A long-time creative writing teacher, Adrienne Jansen founded the Whitireia Creative Writing Programme and co-founded Escalator Press and Landing Press, a small poetry publisher that now takes most of her time.


Light Keeping was one of three novels shortlisted for the 2021 Michael Gifkins Prize. Adrienne’s previous work has been shortlisted for the 2019 NZ Booklovers Awards and longlisted for the 2019 Ockham NZ Book Awards. Adrienne talks to NZ Booklovers.


Tell us a little about Light Keeping.

It’s a contemporary novel about a lighthouse, and the lighthouse keeper and his wife, and their two grandchildren who must deal with tragedy as children, and with the consequences of it as adults. It’s also a generational story, and it’s about story-telling. It’s set in two time periods, 1977–1985, and 2019, and the novel moves between these two.

What inspired you to write this book?

That’s a difficult question. I don’t know why I decided to write about a lighthouse, although I think our heads store up all kinds of ideas, and it must have been in there somewhere. But I was certainly interested in writing a story about several generations of one family, and in this novel I was writing about two great loves of mine, stories and the sea – which are always inspiring!


What research was involved?

I had to learn a lot about lighthouses. I created a fictional lighthouse for the novel, but it’s a composite of several New Zealand lighthouses, and I needed to know about the structure of lighthouses, and the day-to-day life of a lighthouse keeper, and also the history, particularly of the automation of lighthouses. Historian Helen Beaglehole’s excellent books on lighthouses were a key resource, and of course there’s the internet.
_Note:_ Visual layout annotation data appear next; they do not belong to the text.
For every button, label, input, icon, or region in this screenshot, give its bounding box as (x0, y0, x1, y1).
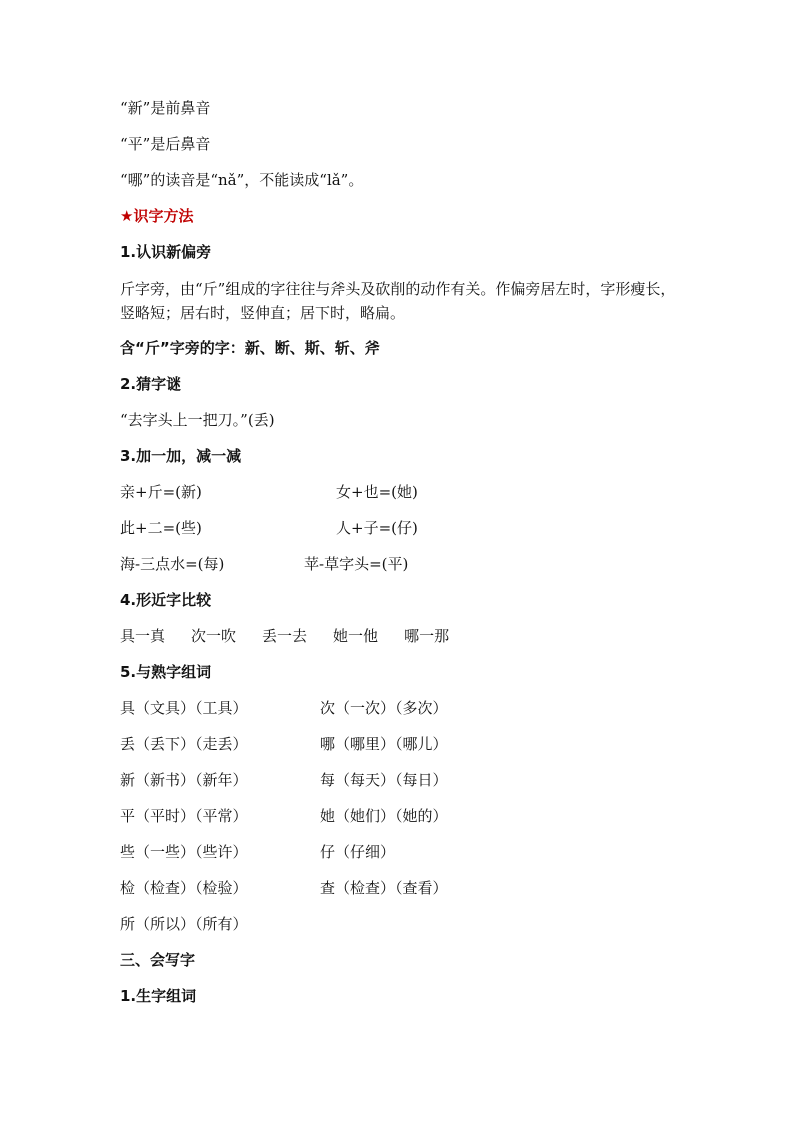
part-3-title: 三、会写字 (120, 951, 196, 969)
section-5-row (120, 733, 520, 755)
similar-pair: 她一他 (333, 627, 379, 645)
section-1-char-list: 含“斤”字旁的字：新、断、斯、斩、斧 (120, 339, 380, 357)
section-5-row (120, 769, 520, 791)
section-1-paragraph: 斤字旁，由“斤”组成的字往往与斧头及砍削的动作有关。作偏旁居左时，字形瘦长，竖略短；居右时，竖伸直；居下时，略扁。 (120, 280, 676, 322)
section-2-riddle: “去字头上一把刀。”(丢) (120, 411, 275, 429)
section-3-left: 此+二=(些) (120, 519, 202, 537)
section-1-title: 1.认识新偏旁 (120, 243, 212, 261)
section-3-title: 3.加一加，减一减 (120, 447, 242, 465)
similar-pair: 具一真 (120, 627, 166, 645)
word-group-left: 具（文具）（工具） (120, 699, 248, 717)
section-3-right: 苹-草字头=(平) (304, 555, 409, 573)
word-group-left: 些（一些）（些许） (120, 843, 248, 861)
star-icon: ★ (120, 207, 134, 225)
section-3-row (120, 481, 520, 503)
section-2-title: 2.猜字谜 (120, 375, 182, 393)
part-3-subtitle: 1.生字组词 (120, 987, 197, 1005)
section-5-row (120, 877, 520, 899)
word-group-right: 她（她们）（她的） (320, 807, 448, 825)
pronunciation-line-1: “新”是前鼻音 (120, 99, 211, 117)
section-3-row (120, 553, 520, 575)
word-group-right: 仔（仔细） (320, 843, 396, 861)
word-group-left: 新（新书）（新年） (120, 771, 248, 789)
method-heading-text: 识字方法 (133, 207, 194, 225)
word-group-left: 所（所以）（所有） (120, 915, 248, 933)
similar-pair: 次一吹 (191, 627, 237, 645)
section-5-title: 5.与熟字组词 (120, 663, 212, 681)
section-5-row (120, 697, 520, 719)
section-5-row (120, 805, 520, 827)
section-4-title: 4.形近字比较 (120, 591, 212, 609)
similar-pair: 哪一那 (404, 627, 450, 645)
word-group-right: 哪（哪里）（哪儿） (320, 735, 448, 753)
word-group-right: 每（每天）（每日） (320, 771, 448, 789)
method-heading (120, 205, 193, 227)
similar-pair: 丢一去 (262, 627, 308, 645)
pronunciation-line-3: “哪”的读音是“nǎ”，不能读成“lǎ”。 (120, 171, 364, 189)
section-3-left: 亲+斤=(新) (120, 483, 202, 501)
word-group-right: 查（检查）（查看） (320, 879, 448, 897)
section-4-pairs (120, 625, 475, 647)
section-5-row (120, 841, 520, 863)
section-3-right: 人+子=(仔) (336, 519, 418, 537)
word-group-left: 丢（丢下）（走丢） (120, 735, 248, 753)
section-5-row (120, 913, 520, 935)
section-3-left: 海-三点水=(每) (120, 555, 225, 573)
section-3-right: 女+也=(她) (336, 483, 418, 501)
pronunciation-line-2: “平”是后鼻音 (120, 135, 211, 153)
word-group-left: 检（检查）（检验） (120, 879, 248, 897)
word-group-right: 次（一次）（多次） (320, 699, 448, 717)
section-3-row (120, 517, 520, 539)
word-group-left: 平（平时）（平常） (120, 807, 248, 825)
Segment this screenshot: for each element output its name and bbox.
But when I started writing this novel near the end of 2019, I expected to spend the first months of 2020 physically visiting lighthouses – I love that kind of research, physically going to places and getting the flavour of them. Then there was the lockdown, so it wasn’t going to happen.
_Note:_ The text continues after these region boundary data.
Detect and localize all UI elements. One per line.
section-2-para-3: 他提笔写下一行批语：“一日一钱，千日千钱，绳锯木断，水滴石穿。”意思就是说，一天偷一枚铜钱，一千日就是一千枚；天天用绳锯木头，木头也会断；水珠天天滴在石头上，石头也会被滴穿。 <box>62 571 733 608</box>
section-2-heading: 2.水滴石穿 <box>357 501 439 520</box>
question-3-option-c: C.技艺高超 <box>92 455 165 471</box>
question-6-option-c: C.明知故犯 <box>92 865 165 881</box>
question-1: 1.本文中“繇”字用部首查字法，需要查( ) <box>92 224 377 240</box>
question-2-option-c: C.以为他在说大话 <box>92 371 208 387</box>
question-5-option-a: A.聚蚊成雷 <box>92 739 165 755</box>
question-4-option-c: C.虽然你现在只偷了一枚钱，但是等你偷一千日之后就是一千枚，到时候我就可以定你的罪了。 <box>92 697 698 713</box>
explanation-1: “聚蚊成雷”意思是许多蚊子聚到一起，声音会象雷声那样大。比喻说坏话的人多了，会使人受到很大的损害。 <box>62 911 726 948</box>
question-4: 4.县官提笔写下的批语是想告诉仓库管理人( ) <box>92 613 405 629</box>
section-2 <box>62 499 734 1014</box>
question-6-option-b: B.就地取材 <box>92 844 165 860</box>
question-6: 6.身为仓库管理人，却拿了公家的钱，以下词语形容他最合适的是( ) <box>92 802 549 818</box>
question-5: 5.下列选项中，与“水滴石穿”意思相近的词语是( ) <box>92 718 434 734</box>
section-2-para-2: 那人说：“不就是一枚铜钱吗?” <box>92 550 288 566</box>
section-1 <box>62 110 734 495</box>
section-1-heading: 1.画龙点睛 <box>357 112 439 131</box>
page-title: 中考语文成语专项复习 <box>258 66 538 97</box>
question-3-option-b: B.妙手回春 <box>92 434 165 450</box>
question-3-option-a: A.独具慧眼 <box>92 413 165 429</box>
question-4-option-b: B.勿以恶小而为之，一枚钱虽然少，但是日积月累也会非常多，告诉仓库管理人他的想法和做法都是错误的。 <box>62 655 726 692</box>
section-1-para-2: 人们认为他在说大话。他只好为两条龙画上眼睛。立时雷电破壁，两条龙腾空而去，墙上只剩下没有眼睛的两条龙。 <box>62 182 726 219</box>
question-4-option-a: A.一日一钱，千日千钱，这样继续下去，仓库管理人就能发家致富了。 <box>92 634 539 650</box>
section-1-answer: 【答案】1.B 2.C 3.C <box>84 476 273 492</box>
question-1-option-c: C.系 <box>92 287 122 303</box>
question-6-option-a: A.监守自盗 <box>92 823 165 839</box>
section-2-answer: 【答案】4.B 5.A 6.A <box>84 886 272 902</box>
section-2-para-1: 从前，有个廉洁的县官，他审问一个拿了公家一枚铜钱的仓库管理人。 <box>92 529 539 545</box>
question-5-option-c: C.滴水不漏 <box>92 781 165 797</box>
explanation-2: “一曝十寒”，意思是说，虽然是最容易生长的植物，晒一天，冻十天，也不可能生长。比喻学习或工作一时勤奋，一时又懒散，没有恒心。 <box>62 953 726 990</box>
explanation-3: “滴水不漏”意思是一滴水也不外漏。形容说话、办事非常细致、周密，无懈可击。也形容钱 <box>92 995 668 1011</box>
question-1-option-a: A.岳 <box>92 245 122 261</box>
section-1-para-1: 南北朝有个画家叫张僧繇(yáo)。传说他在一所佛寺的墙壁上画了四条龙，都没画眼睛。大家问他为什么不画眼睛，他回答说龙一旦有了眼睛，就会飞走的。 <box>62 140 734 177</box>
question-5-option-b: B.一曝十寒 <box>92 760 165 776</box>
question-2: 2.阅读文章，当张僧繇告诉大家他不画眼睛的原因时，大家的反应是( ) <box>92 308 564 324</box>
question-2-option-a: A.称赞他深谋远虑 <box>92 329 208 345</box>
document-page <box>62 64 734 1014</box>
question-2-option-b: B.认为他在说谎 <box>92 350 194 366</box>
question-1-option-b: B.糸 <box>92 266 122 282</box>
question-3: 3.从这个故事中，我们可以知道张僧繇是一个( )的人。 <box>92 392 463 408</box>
What was your routine or process when writing this book?

Process first. I did something I hadn’t done before when writing a novel. Structure isn’t my strength, and I didn’t know how to structure this generational story that moved between time periods. Plenty of novels do both those things, but some better than others. So I went back to a novel that I greatly admire, No Great Mischief, by Canadian writer Alistair MacLeod, and I charted the structure of that novel, chapter by chapter. It provided me with a blueprint. Of course, very quickly the momentum of my own story took over, and the blueprint kind of disappeared, but it gave me a good sense of structure. I needed that.
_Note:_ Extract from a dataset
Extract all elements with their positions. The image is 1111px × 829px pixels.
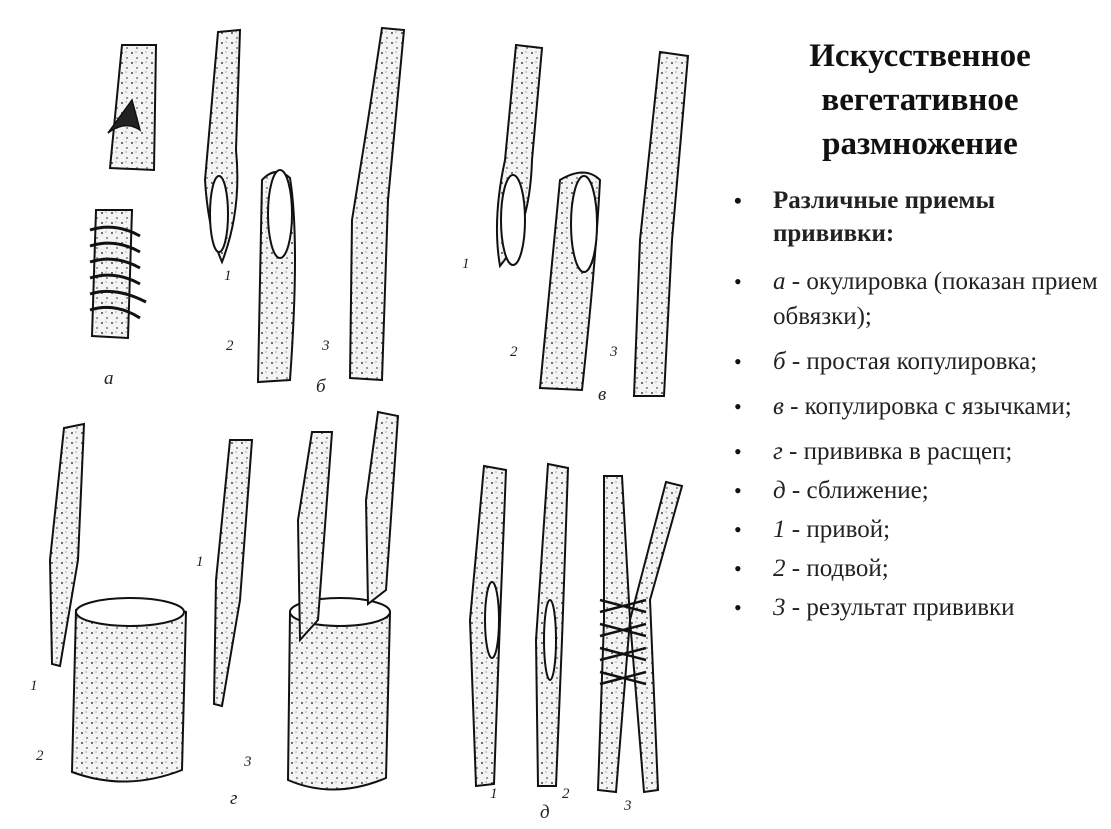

I’m not good on routines, mainly because my life isn’t very routine. I worked on this novel in two chunks of time, late 2019, and during the lockdown in 2020. For me the lockdown was a gift – weeks of uninterrupted time when I had a clear head, and could let the novel evolve, which it did.


And then I rewrote it. I aim to get a first draft down quickly, because for me everything happens in the rewriting.


If a soundtrack were made to accompany this book, name a song or two you would include.

Here are a couple of odd choices. But music does feature in the novel, and I would choose two songs from there. One is ‘On the banks of Allan Water’, an old Scottish song which the grandparents sing around the piano, and the other is a 1970s children’s song, ‘The Lollipop Tree’ which the family also sing, and which becomes a small turning point for one of the children. Not exactly deep and meaningful songs, but I think they are poignant in the novel.


If your book was made into a movie, who would you like to see playing the lead characters?

Sam Neill for Bill, the grandfather, and Melanie Lynskey for current-day Jess, the child who in 2019 is her 40s. I’m still thinking about the others.


What did you enjoy most about writing this novel?

I loved writing this novel. I’m usually a very spare writer, and I allowed myself to be a bit more expansive because I love language. But I was also pulling into the novel a lot of my own family history. And because I started with just the bare bones of a story, the novel evolved, and I was constantly making discoveries. I think novels are always like that, but this novel was particularly so. I enjoyed all of that.


What did you do to celebrate finishing Light Keeping?

We launched the novel at the Trades Hall in Wellington – a very appropriate place because the novel is also a story of automation/loss of jobs/protest. There was 1970s food, and the book was launched by Ashton McGill, from Maritime New Zealand, who had helped me with parts of the novel. All organized by an exceptional team on the Whitireia Publishing Programme who in collaboration with Quentin Wilson Publishing produced the book.


What is the favourite book you have read so far this year and why?

The Piano shop on the Left Bank by Thad Carhart. It’s a mix of memoir, history of pianos, relationships, and it’s about Paris. It’s not a new book, but I thought I had discovered it, until I talked to friends about it, and it seemed like everyone had read it!


What’s next on the agenda for you?

At the moment I’m completely immersed in the next anthology from Landing Press, a small Wellington publisher that I’m part of. After that, I’m not sure – or maybe I don’t want to commit myself just yet!